Portrait of Luther Burbank


1931
Luther Burbank was a horticulturist famed for his unusual vegetable and fruit hybrids. Frida shows Burbank himself as a hybrid – half man, half tree. In this painting her work has turned away for the first time from the straightforward representation of external reality. Since this portrait was painted in San Francisco, her contact with Surrealism in San Francisco could partly account for the change in style. Or, it could be straight from her Mexican culture, where the metamorphosis of humans into plants or animals is a common theme in art. In this painting, Burbank holds an uprooted plant, no doubt one of his hybrids, but instead of planting it, he himself is planted. His lower legs are transformed into a tree trunk whose roots are fed by what Frida said was his own corpse. This painting is the first statement of a favorite Kahlo theme that would appear in many future paintings: “the fertilization of life by death“.

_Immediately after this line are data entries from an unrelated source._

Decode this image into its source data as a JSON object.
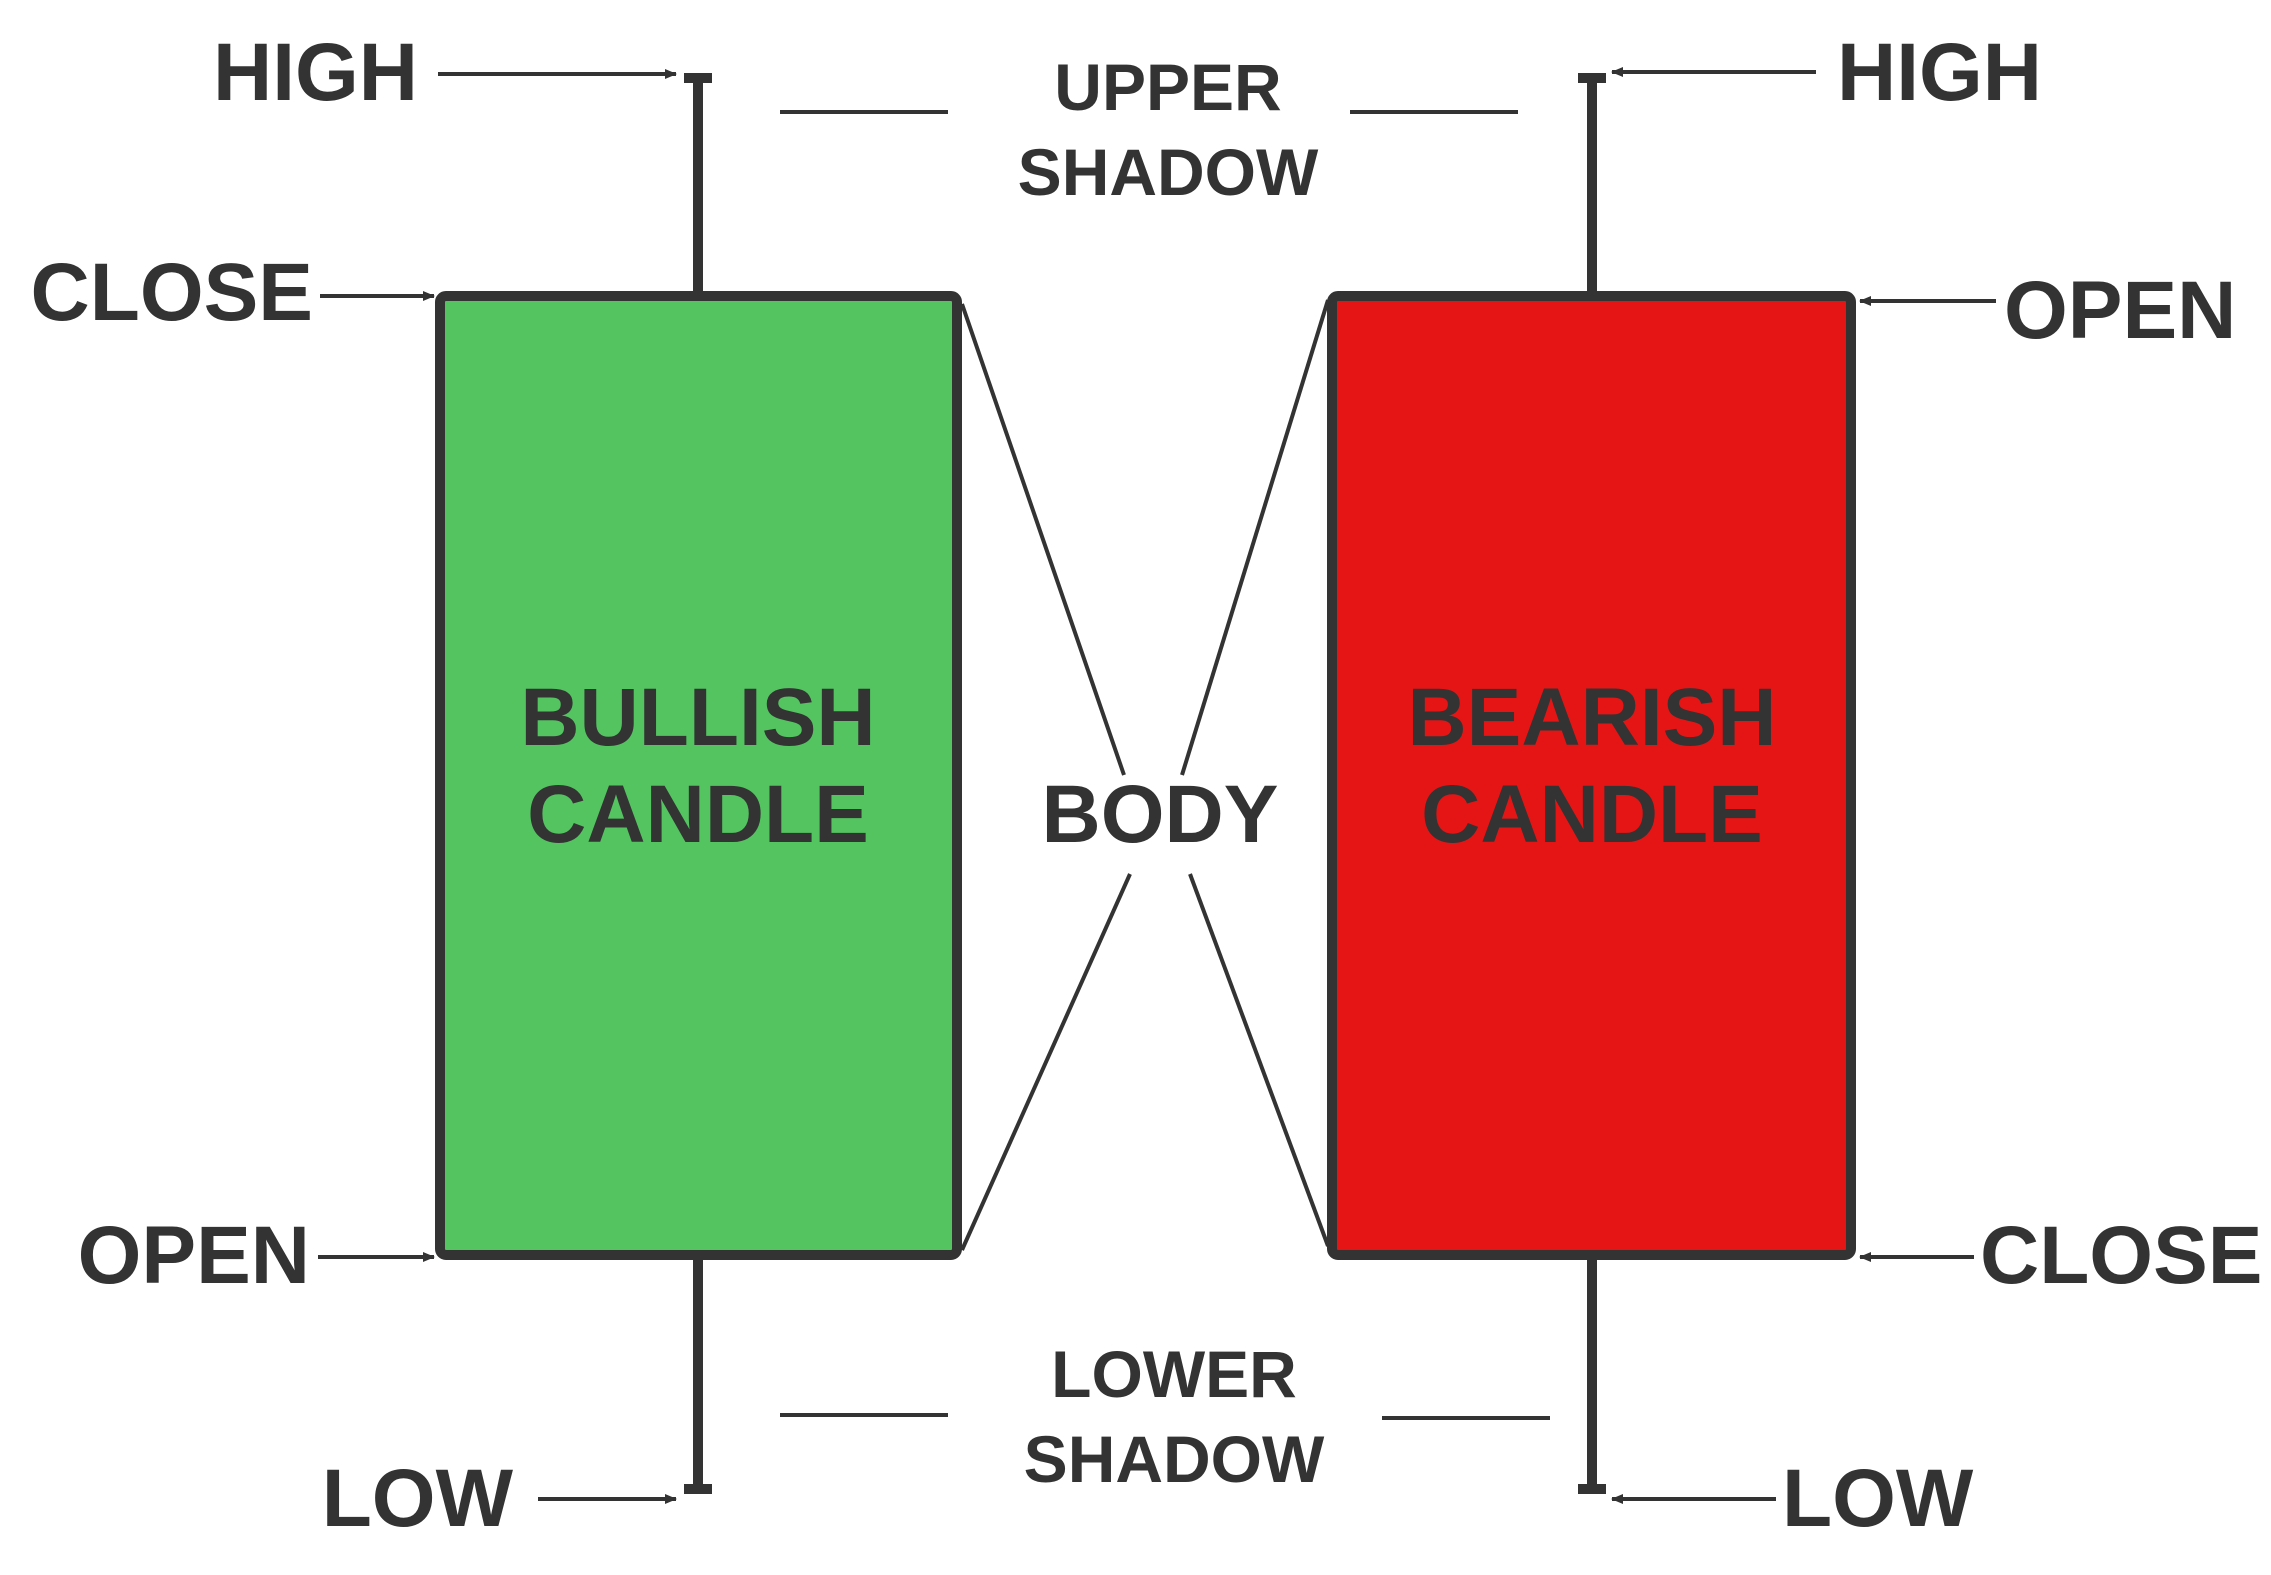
{
  "colors": {
    "bullish": "#54C461",
    "bearish": "#E61515",
    "stroke": "#333333",
    "text": "#333333"
  },
  "bullish": {
    "title_line1": "BULLISH",
    "title_line2": "CANDLE",
    "labels": {
      "high": "HIGH",
      "close": "CLOSE",
      "open": "OPEN",
      "low": "LOW"
    }
  },
  "bearish": {
    "title_line1": "BEARISH",
    "title_line2": "CANDLE",
    "labels": {
      "high": "HIGH",
      "open": "OPEN",
      "close": "CLOSE",
      "low": "LOW"
    }
  },
  "center": {
    "upper_shadow_line1": "UPPER",
    "upper_shadow_line2": "SHADOW",
    "body": "BODY",
    "lower_shadow_line1": "LOWER",
    "lower_shadow_line2": "SHADOW"
  }
}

Portrait of Mrs. Jean Wight


1931
Jean Wight was the wife of one of Diego’s assistants in Detroit, Clifford Wight. It is a cold, bland and conventional portrait. Frida very much disliked Jean. She said that Jean was a hypochondriac, only talks about her illnesses and makes no effort to study anything or work. The inscription at the bottom reads: “Portrait of Mrs. Jean Wight, painted in January of 1931 in the city of San Francisco Cal. by Frieda Kahlo“. Again Frida uses a reoccurring theme in which the portrait subject is placed between drawn drapes in front of a window.


Henry Ford Hospital


1932
On July 4th, 1932, Frida suffered a miscarriage in the Henry Ford Hospital in Detroit. In this disturbing work, Kahlo paints herself lying on her back in a hospital bed after a miscarriage. The figure in the painting is unclothed, the sheets beneath her are bloody, and a large tear falls from her left eye. The bed and its sad inhabitant float in an abstract space circled by six images relating to the miscarriage. All of the images are tied to blood-red filaments that she holds against her stomach as if they were umbilical cords. The main image is a perfectly formed male fetus, little “Dieguito“, she had longed to have. The orchid was a gift from Diego. “When I painted it I had the idea of a sexual thing mixed with the sentimental” Frida said. The snail she said, alludes to the slow paced miscarriage. The salmon pink plaster female torso she said was her “idea of explaining the insides of a woman”. The cruel looking machine she invented “to explain the mechanical part of the whole business“. Finally, in the lower right corner is her fractured pelvis that made it impossible for her to have children.


My Birth


1932
At the encouragement of her husband Diego, Frida embarked upon a project to document the major events of her life in a series of paintings. In this painting, her first in the series, she depicts, as she put it, “how I imagined I was born.” In her diary, Frida comments that in this painting she “gave birth to herself“…a remark with numerous allusions. A frighteningly large head emerges from the mother’s womb….unmistakably the head of Frida. The half-born baby drooping into a puddle of blood refers to the child that Frida had just lost in a miscarriage. The head of the mother is covered by a sheet – a reference to the recent death of her own mother. In place of the dead mother’s hidden face, Frida painted the face of the weeping Virgin of Sorrows in a picture above the bed. Pierced by daggers and in tears, the Virgin looks on but cannot save the situation. The painting was meant to be a retablo but Frida never inscribed the unfurled scroll at the bottom. No words were necessary….there was no miracle or salvation to proclaim…the drama in this painting is brutally clear. Or, perhaps it was left bank as a way of saying that the miracle she needed could not be granted, even through intervention of the Virgin. This painting may have also been influenced by a 16th Century sculpture of the Aztec Goddess Tlazolteotl giving birth to an adult male warrior.